I am curious what the current status of a long-range AAA round like HVP is. HVP was supposedly cancelled in 2021, but it's still listed on the BAE website and there were recent tests of the concept from land artillery plus at least one gun simulating a naval weapon.
And the Air Force has a current Hypervelocity Ground Weapon System, AKA Multi-Domain Artillery Canon program to use HVP fired from a 155mm gun artillery system for missile defense.
 
Turns out that radar-aimed, proximity-fuzed 5-inch HiFrag (HE-CVT) is remarkably effective on air targets that are noticeably slower than WW2 torpedo bombers. Who'd have guessed?

Edit: HE-CVT is a guess, but it seems more likely to me that the KE-ET suggested by the Twitter thread.
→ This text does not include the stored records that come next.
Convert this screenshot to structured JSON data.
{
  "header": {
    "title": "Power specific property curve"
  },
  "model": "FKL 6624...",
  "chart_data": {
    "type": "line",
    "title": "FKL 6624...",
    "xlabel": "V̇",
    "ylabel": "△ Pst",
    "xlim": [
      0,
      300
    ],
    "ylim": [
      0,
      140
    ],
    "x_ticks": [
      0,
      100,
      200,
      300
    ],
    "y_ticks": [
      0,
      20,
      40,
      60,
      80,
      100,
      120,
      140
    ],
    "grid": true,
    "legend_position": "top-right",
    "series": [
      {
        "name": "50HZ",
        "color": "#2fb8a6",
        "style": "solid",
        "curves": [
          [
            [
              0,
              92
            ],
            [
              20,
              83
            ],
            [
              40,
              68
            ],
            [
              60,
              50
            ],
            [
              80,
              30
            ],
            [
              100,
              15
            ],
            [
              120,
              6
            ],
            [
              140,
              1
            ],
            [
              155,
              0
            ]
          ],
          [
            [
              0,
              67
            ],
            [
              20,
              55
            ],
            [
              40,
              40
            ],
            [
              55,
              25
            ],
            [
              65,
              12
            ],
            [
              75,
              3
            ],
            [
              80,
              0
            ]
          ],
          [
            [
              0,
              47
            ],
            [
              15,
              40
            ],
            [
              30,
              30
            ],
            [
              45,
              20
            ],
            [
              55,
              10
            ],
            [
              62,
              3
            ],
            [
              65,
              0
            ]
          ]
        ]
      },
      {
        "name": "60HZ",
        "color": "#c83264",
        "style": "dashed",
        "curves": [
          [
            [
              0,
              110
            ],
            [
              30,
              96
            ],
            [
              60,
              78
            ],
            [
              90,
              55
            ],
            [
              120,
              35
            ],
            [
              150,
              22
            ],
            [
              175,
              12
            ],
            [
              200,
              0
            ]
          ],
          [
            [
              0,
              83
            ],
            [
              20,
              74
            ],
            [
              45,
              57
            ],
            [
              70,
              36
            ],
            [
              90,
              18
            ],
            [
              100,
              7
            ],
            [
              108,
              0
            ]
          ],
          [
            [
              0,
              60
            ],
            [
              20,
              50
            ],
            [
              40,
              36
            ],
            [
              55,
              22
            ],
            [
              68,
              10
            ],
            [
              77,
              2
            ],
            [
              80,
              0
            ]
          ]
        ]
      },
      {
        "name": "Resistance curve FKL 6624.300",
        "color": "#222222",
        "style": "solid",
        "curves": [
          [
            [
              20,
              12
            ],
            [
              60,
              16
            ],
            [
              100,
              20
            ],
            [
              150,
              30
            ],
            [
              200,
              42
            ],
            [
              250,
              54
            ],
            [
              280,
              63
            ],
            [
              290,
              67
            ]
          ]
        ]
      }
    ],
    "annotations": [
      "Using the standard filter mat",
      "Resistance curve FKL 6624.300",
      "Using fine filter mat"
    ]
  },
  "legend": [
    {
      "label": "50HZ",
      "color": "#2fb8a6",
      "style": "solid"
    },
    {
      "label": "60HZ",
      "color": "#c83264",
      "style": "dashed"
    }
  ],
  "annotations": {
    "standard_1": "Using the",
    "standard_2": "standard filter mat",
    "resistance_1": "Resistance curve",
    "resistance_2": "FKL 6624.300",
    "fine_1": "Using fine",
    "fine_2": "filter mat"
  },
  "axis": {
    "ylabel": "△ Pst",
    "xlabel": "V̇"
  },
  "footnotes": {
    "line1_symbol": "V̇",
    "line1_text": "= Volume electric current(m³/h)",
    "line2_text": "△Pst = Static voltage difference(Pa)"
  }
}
Long-range drones can be smallish, but still big enough to function a prox fuze.
Maybe these guys have the right idea, using 3 76mm for CIWS:

italian_destroyer_caio_duilio_by_oscerf_derjnvg-pre.jpg

D553-Andrea-Doria-17.jpg
 
I'm fond of the latest Italian 127mm and 76mm naval guns but I think the USN has committed itself to sticking with their own 127mm gun and going with the BAE 57mm instead of the Oto-Melera 76mm.

Everything is a trade off, the 76mm and 57mm guns can engage an incoming missile sooner but I'd feel like something faster firing in a smaller caliber has a higher probability of defeating a missile once its in effective range. Probably hard to determine which is better without extensive real world testing which would be extremely expensive.

I'm fond of the new South Korean designs for their CIWS-II program, they seem to pretty much be a 30mm "Goalkeeper 2".